Thursday, February 16, 2017

Falling in and out of love

I fall in and out of love with academia on a monthly basis. Sometimes weekly. Sometimes daily.

As readers will know, I work in Higher Education in what is often termed "alternative academia" - a phrase to describe those supporting the core activities of teaching and research. I work in student welfare, love what I do and find it very rewarding.

But as you will also know, I try to maintain my academic identity as much as a can. I present at conferences, keep up my publications and research profile, and teaching a few tutorials when the opportunity presents itself.

This is not easy and I frequently feel that I am spinning 10 plates at once. The days where you receive conference rejections or where writer's block hits or where Imposter Syndrome rears its ugly head are the days where I fall out of love with academia. The days where conference invites come out of the blue, or 1,000 words flow out in 2 hours, or you make a research discovery are the days that I fall back in love with academia.

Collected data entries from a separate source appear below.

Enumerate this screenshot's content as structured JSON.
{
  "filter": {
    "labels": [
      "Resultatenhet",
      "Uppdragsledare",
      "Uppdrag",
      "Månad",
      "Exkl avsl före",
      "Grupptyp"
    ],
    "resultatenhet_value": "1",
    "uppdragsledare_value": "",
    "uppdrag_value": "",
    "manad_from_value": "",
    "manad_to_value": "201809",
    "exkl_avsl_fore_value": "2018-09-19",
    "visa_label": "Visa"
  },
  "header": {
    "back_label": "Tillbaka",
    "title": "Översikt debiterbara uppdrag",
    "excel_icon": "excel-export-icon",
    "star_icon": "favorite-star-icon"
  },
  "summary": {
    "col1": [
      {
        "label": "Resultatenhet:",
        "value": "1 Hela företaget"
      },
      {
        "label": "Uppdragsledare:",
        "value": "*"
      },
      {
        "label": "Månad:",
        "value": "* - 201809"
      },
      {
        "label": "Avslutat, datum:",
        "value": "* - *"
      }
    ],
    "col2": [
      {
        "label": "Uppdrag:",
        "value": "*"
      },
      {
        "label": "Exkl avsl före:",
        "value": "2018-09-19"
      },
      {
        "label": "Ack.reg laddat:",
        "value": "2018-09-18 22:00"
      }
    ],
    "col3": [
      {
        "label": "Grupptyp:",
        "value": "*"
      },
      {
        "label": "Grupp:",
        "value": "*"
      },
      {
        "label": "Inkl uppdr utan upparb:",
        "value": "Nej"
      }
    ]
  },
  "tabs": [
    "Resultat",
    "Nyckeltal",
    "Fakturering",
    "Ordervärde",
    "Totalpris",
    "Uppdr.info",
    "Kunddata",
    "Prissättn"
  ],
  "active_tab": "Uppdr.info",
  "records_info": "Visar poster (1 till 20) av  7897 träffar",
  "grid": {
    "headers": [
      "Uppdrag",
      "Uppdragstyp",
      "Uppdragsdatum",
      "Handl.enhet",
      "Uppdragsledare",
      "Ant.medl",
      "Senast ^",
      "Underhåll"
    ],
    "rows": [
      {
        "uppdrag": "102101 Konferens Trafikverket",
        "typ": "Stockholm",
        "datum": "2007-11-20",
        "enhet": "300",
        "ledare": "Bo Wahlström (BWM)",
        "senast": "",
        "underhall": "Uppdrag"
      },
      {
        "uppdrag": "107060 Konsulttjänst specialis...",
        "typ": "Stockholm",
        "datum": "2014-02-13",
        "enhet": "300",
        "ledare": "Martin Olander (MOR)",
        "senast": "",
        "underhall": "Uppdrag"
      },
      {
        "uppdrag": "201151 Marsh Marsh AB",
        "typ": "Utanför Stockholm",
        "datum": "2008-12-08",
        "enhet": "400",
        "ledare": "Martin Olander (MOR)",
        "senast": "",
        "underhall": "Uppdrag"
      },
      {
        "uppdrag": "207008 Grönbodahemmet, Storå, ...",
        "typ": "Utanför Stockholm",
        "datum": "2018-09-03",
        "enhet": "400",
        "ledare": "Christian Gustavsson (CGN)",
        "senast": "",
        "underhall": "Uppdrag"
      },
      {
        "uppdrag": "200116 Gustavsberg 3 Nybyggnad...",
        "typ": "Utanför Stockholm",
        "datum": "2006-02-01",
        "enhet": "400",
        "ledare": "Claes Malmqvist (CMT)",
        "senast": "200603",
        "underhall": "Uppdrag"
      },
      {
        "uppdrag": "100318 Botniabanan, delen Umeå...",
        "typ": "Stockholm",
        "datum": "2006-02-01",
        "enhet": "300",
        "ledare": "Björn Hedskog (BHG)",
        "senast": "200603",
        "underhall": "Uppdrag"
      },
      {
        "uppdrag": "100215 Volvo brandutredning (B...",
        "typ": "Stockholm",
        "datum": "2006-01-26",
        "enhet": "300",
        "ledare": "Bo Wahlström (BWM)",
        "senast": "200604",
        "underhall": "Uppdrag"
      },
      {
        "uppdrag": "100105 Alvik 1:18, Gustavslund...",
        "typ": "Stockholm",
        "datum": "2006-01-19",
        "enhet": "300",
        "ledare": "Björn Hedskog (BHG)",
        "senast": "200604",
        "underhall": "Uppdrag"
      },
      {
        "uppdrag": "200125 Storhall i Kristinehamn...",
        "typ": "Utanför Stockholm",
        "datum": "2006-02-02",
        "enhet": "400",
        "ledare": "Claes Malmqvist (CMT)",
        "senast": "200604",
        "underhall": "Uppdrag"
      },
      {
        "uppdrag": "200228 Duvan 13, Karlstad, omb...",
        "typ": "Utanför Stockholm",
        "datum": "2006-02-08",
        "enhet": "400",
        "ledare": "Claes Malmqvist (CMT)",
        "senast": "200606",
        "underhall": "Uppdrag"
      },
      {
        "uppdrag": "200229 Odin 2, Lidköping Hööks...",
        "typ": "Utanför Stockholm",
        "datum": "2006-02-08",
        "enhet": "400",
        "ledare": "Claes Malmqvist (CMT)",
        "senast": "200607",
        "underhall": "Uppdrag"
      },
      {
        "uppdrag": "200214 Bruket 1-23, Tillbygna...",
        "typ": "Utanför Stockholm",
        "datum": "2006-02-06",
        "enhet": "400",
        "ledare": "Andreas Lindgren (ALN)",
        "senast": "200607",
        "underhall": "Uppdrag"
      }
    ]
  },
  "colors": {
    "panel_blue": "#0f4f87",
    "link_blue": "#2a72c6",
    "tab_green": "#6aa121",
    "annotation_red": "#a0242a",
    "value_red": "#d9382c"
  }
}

And on those days I often find myself wistfully thinking about academic jobs. I never fully tried to get an academic job after my doctorate because I was scarred by my experience. But my feelings ebb and flow from never to maybe when it comes to full-time academia. Interestingly, when the perfect job does manifest (and there are 2 jobs out there at the moment), I never want to actually apply. Before now, I have never tried to dissect why that was so here I go:

What do I love about academia?
  • Researching and making new discoveries
  • Collaboration
  • Presenting at conferences and making new connections
  • Teaching
What do I dislike about academia?
  • Imposter Syndrome
  • Precarious contracts and financial insecurity
  • Laborious job application processes
  • (Perceived) nepotism and favouritism
  • Workload
  • Competitiveness

I am sure that many other peoples lists may look very similar. But what I have discovered is that those elements that I love about academia are those which I can maintain, with effort, in addition to my alternative academic job. And my 9-5 job provides me with those things I dislike about academia:

  • Balanced work/home life
  • Feeling of confidence and ability to do the work
  • Financial and job security
  • Support and collaboration
I recognise that not having family or caring responsibilities affords me the luxury to be able to have the time to maintain my academic hat. But it is also important to recognise that sacrifices will still be made. I've talked before about sacrifices in terms of time, annual leave, and even finances. But another thing to consider is that things will just take longer like writing that article. You may be able to keep teaching, but it will be limited and subject to being able to teach after work.

But at the end of the day, I am happier now that I was when I thought that an academic job was the only post-PhD path. And never say never, maybe in 5-10 years my feelings will change!